Futbolda ırkçılık tartışması: Sorunu üretenler, onu çözemezler

Dün akşam başlayan PSG-Başakşehir maçında ‘skandal’ denecek bir olay yaşanmadı. Kapitalizmin bu kadar içerisine girdiği futbolda ırkçılık da olacak, envai çeşit milliyetçilik de…

İsmail Sarp Aykurt

Daha geçen haftalarda burada not edildi. Futbol, kendi içerisindeki defolar nedeniyle bir çözümsüzlüğe varacak ve ‘kendi mezar kazıcılarını’ yaratacak diye…

Irkçılık tartışması da bunlardan birisi, belki de bayrak taşıyanı idi.

Bayrak taşınmaya, futbol ise aşınmaya devam ediyor.

Dün akşam başlayan PSG-Başakşehir maçında ‘skandal’ denecek bir olay yaşanmadı. Kapitalizmin bu kadar içerisine girdiği futbolda ırkçılık da olacak, envai çeşit milliyetçilik de…

Yeni yaşamış gibi davranmaya gerek yok.

Skandal olan, ırkçı ve milliyetçi toplamın sırayla gösterdiği sözde ırkçılık karşıtı, ikiyüzlü tavırdır.

Bu ülkede ırkçılık ve milliyetçilik, “bizim” dışımızdakilere serbest ve meşru iken, ucu “bizden” birine değerse olaydır.

Şu an ülkede ırkçılar dâhil herkes ırkçılık karşıtı... Günün ilerleyen saatlerinden itibaren ise her şey özüne, ait olduğu yere dönmüş olacak.

Çünkü herkesin ‘işine geldiği gibi’ uydurduğu şekilde ırkçılık, bir psikolojik hastalık, kaygı ve davranış bozukluğu, ruh hâli değil; ideolojik bir tutumdur ve doğrudan kapitalist düzen tarafından yaratılır.
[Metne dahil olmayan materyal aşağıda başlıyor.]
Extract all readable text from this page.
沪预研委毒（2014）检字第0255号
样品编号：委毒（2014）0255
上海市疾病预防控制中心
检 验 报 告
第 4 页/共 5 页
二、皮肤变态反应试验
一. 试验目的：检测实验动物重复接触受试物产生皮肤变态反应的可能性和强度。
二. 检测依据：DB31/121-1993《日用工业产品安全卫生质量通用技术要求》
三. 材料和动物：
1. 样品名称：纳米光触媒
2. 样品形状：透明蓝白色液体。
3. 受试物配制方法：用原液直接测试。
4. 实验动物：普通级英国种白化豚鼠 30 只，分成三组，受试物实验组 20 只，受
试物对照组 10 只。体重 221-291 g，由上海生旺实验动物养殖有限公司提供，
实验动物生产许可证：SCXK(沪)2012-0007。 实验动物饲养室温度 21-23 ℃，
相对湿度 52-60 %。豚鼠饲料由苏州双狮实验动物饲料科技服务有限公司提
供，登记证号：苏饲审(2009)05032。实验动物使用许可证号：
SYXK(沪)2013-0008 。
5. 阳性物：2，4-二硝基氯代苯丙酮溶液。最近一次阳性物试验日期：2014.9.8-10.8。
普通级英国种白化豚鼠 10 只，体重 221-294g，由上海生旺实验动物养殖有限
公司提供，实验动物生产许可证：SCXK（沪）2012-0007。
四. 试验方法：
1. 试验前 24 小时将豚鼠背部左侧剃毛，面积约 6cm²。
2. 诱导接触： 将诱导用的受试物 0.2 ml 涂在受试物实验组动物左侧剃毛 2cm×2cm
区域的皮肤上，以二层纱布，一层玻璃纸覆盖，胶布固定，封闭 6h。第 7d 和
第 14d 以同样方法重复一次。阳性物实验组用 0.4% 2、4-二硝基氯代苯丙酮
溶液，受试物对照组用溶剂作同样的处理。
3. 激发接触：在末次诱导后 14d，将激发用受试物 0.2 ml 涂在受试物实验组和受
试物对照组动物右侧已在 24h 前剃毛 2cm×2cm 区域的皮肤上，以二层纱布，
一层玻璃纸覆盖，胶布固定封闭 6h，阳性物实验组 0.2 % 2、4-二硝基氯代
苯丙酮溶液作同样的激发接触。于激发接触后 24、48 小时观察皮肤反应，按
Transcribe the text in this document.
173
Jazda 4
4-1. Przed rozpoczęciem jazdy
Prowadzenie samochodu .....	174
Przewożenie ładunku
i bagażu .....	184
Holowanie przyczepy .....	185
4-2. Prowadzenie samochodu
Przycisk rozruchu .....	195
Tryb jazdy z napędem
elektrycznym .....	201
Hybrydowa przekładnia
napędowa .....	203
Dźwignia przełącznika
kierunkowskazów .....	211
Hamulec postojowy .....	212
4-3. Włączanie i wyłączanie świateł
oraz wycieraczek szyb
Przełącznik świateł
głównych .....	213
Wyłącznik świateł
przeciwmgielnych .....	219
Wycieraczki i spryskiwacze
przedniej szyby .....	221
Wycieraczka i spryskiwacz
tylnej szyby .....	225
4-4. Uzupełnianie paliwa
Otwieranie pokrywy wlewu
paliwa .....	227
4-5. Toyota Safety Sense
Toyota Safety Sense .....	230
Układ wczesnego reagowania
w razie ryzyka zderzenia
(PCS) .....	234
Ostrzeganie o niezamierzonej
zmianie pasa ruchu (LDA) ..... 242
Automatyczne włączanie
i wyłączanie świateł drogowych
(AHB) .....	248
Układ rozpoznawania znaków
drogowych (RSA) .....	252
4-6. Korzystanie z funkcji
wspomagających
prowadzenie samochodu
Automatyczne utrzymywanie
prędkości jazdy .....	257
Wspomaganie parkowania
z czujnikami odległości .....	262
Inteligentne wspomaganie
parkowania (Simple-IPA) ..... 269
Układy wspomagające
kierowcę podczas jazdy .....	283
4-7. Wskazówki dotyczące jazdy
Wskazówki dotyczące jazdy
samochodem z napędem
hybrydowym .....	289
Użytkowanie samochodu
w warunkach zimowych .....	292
Yeniden ve yeniden, başka şekillerde, başka vücutlarda üretilir.

Merkezde bu durmak zorundadır. Üretenlerin sancıları da bundandır.

PSG-Başakşehir maçında yaşananların izahı yok. Ama evet, ideolojik kodları var. Hakem demek yerine ‘kadın’ hakem demek de, sürücü yerine ‘kadın’ sürücü demek de ideolojik bir tavırdır. 

Irkçılık da, söylem de, futbol da ideolojiktir çünkü…

Herkesin açıklama sırasına girdiği ve yarıştığı belli oluyor. Envai çeşit siyasiden, MHP, BBP ve İyi Parti’sine, benzer sabıkaya sahip kulüp ve tribünlerden, TFF’sine, daha geçen günlerde Galatasaraylı futbolcu Diagne’ye hakaret eden A Sporcu Emre Bol’undan, 1999 yılında İngiliz futbolcu K. Campbell’a “Yamyam diyip, sonra Arap demek istedim” diyen eski Trabzonspor başkanı Mehmet Ali Yılmaz’a kadar daha nicesi herkes ani bir reaksiyonla ‘ırkçılığa karşı’ konsolide oluverdi.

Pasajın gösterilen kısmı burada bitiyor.